Introduction: A wide spectrum of etiologies can obstruct foramen of Monro (FOM) and result in hydrocephalus. Congenital occlusion of FOM is a rare entity which may present either in childhood or in adulthood.
Methods: Between 2007 and 2016, we screened all pediatric patients with hydrocephalus of either one or both lateral ventricles. Congenital occlusion of FOM was confirmed in the absence of masses occupying the FOM, prenatal or postnatal central nervous system (CNS) infections, intraventricular hemorrhage, previous cerebral intervention, or associated CNS anomalies affecting the flow of cerebrospinal fluid (CSF). We have performed a comprehensive literature review of the previously reported cases and provided a tentative embryological pathogenesis of FOM occlusion.
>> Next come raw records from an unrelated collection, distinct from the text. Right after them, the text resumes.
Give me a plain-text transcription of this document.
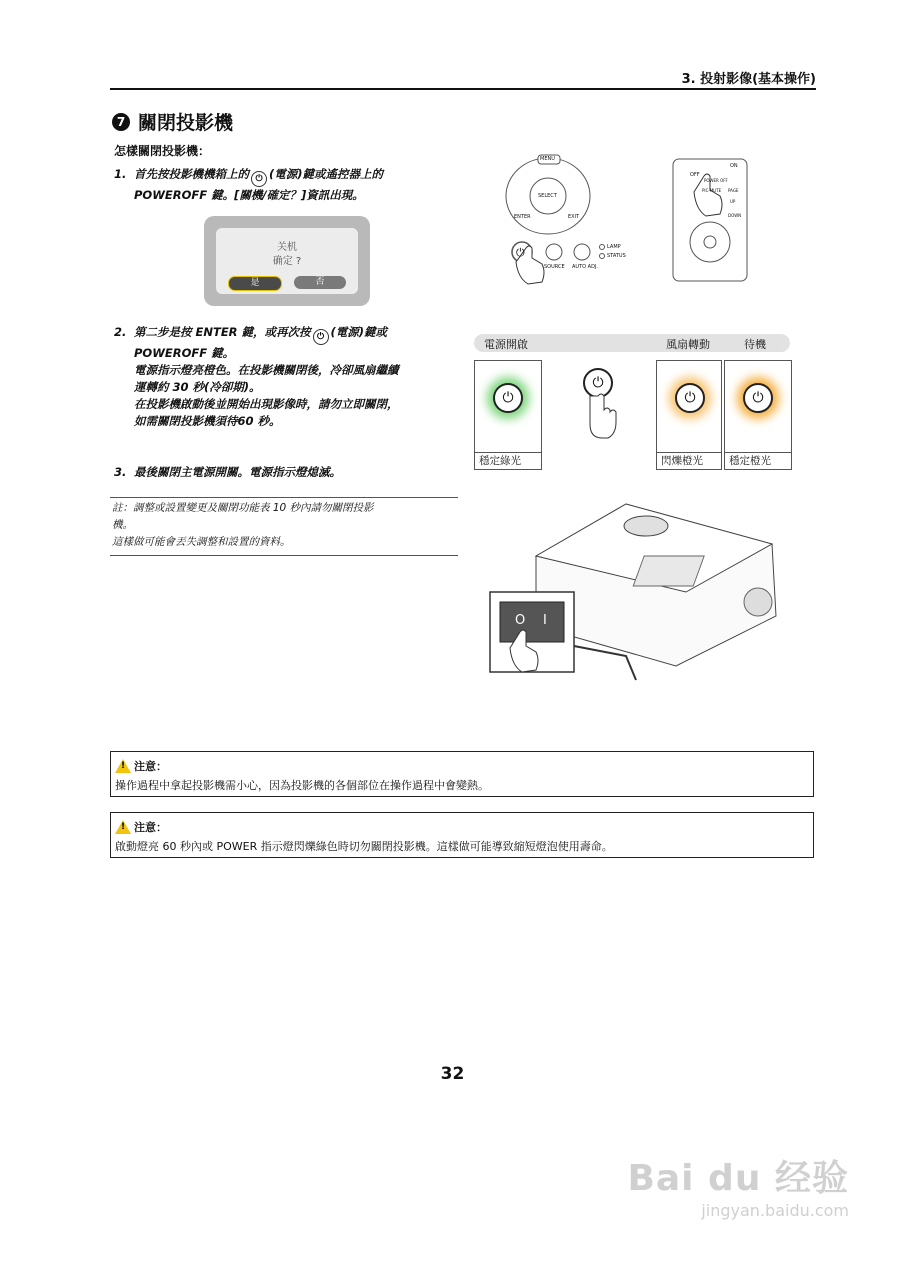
3. 投射影像(基本操作)
7 關閉投影機
怎樣關閉投影機：
1. 首先按投影機機箱上的 ⏻ (電源)鍵或遙控器上的
POWEROFF 鍵。[關機/確定？]資訊出現。
关机
确定 ?
是	否
2. 第二步是按 ENTER 鍵，或再次按 ⏻ (電源)鍵或
POWEROFF 鍵。
電源指示燈亮橙色。在投影機關閉後，冷卻風扇繼續
運轉約 30 秒(冷卻期)。
在投影機啟動後並開始出現影像時，請勿立即關閉，
如需關閉投影機須待60 秒。
3. 最後關閉主電源開關。電源指示燈熄滅。
註：調整或設置變更及關閉功能表 10 秒內請勿關閉投影
機。
這樣做可能會丟失調整和設置的資料。
MENU
SELECT
ENTER	EXIT
⏻
SOURCE AUTO ADJ.
LAMP
STATUS
OFF
ON
POWER OFF
PIC-MUTE PAGE
UP
DOWN
電源開啟	風扇轉動	待機
⏻
穩定綠光
⏻
⏻
閃爍橙光
⏻
穩定橙光
O I
!
注意：
操作過程中拿起投影機需小心，因為投影機的各個部位在操作過程中會變熱。
!
注意：
啟動燈亮 60 秒內或 POWER 指示燈閃爍綠色時切勿關閉投影機。這樣做可能導致縮短燈泡使用壽命。
32
Bai du 经验
jingyan.baidu.com
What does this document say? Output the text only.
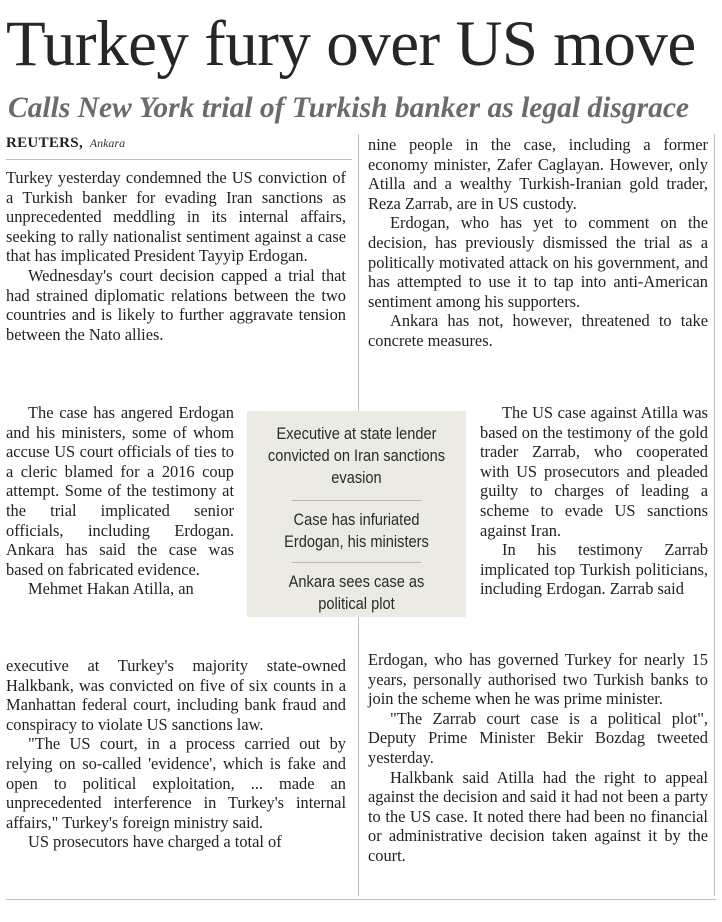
Turkey fury over US move
Calls New York trial of Turkish banker as legal disgrace
REUTERS, Ankara

Turkey yesterday condemned the US conviction of a Turkish banker for evading Iran sanctions as unprecedented meddling in its internal affairs, seeking to rally nationalist sentiment against a case that has implicated President Tayyip Erdogan.

Wednesday's court decision capped a trial that had strained diplomatic relations between the two countries and is likely to further aggravate tension between the Nato allies.

The case has angered Erdogan and his ministers, some of whom accuse US court officials of ties to a cleric blamed for a 2016 coup attempt. Some of the testimony at the trial implicated senior officials, including Erdogan. Ankara has said the case was based on fabricated evidence.

Mehmet Hakan Atilla, an

executive at Turkey's majority state-owned Halkbank, was convicted on five of six counts in a Manhattan federal court, including bank fraud and conspiracy to violate US sanctions law.

"The US court, in a process carried out by relying on so-called 'evidence', which is fake and open to political exploitation, ... made an unprecedented interference in Turkey's internal affairs," Turkey's foreign ministry said.

US prosecutors have charged a total of

nine people in the case, including a former economy minister, Zafer Caglayan. However, only Atilla and a wealthy Turkish-Iranian gold trader, Reza Zarrab, are in US custody.

Erdogan, who has yet to comment on the decision, has previously dismissed the trial as a politically motivated attack on his government, and has attempted to use it to tap into anti-American sentiment among his supporters.

Ankara has not, however, threatened to take concrete measures.

The US case against Atilla was based on the testimony of the gold trader Zarrab, who cooperated with US prosecutors and pleaded guilty to charges of leading a scheme to evade US sanctions against Iran.

In his testimony Zarrab implicated top Turkish politicians, including Erdogan. Zarrab said

Erdogan, who has governed Turkey for nearly 15 years, personally authorised two Turkish banks to join the scheme when he was prime minister.

"The Zarrab court case is a political plot", Deputy Prime Minister Bekir Bozdag tweeted yesterday.

Halkbank said Atilla had the right to appeal against the decision and said it had not been a party to the US case. It noted there had been no financial or administrative decision taken against it by the court.

Executive at state lender convicted on Iran sanctions evasion
Case has infuriated Erdogan, his ministers
Ankara sees case as political plot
Results: We introduce 10 new cases of congenital FOM obstruction. The mean age of the patients was 6.65 ± 10.51 months. Two patients underwent ventriculo-peritoneal (VP) shunting as the primary intervention, while endoscopic septostomy was performed in the others. The mean follow-up was 3.05 ± 2.16 years (1-8 years). Although the hydrocephalus was controlled, all patients remained hemiparetic with some degree of developmental and cognitive impairments. Previously, 38 similar cases were reported: 10 of them (26.3%) were adults. Overall, VP shunting was the treatment of choice in 44.7% of patients. While most adults fully recovered, 7.2% of pediatrics remained hemiparetic and 10.7% of them had cognitive and developmental delay.
Conclusion: Ten cases of congenital obstruction of the foramen of Monro have been managed through a period of 9-year study. Details of these patients in addition to 38 previously reported cases are presented in this study.
Keywords: Congenital anomaly; Foramen of Monro; Obstructive hydrocephalus; Septostomy.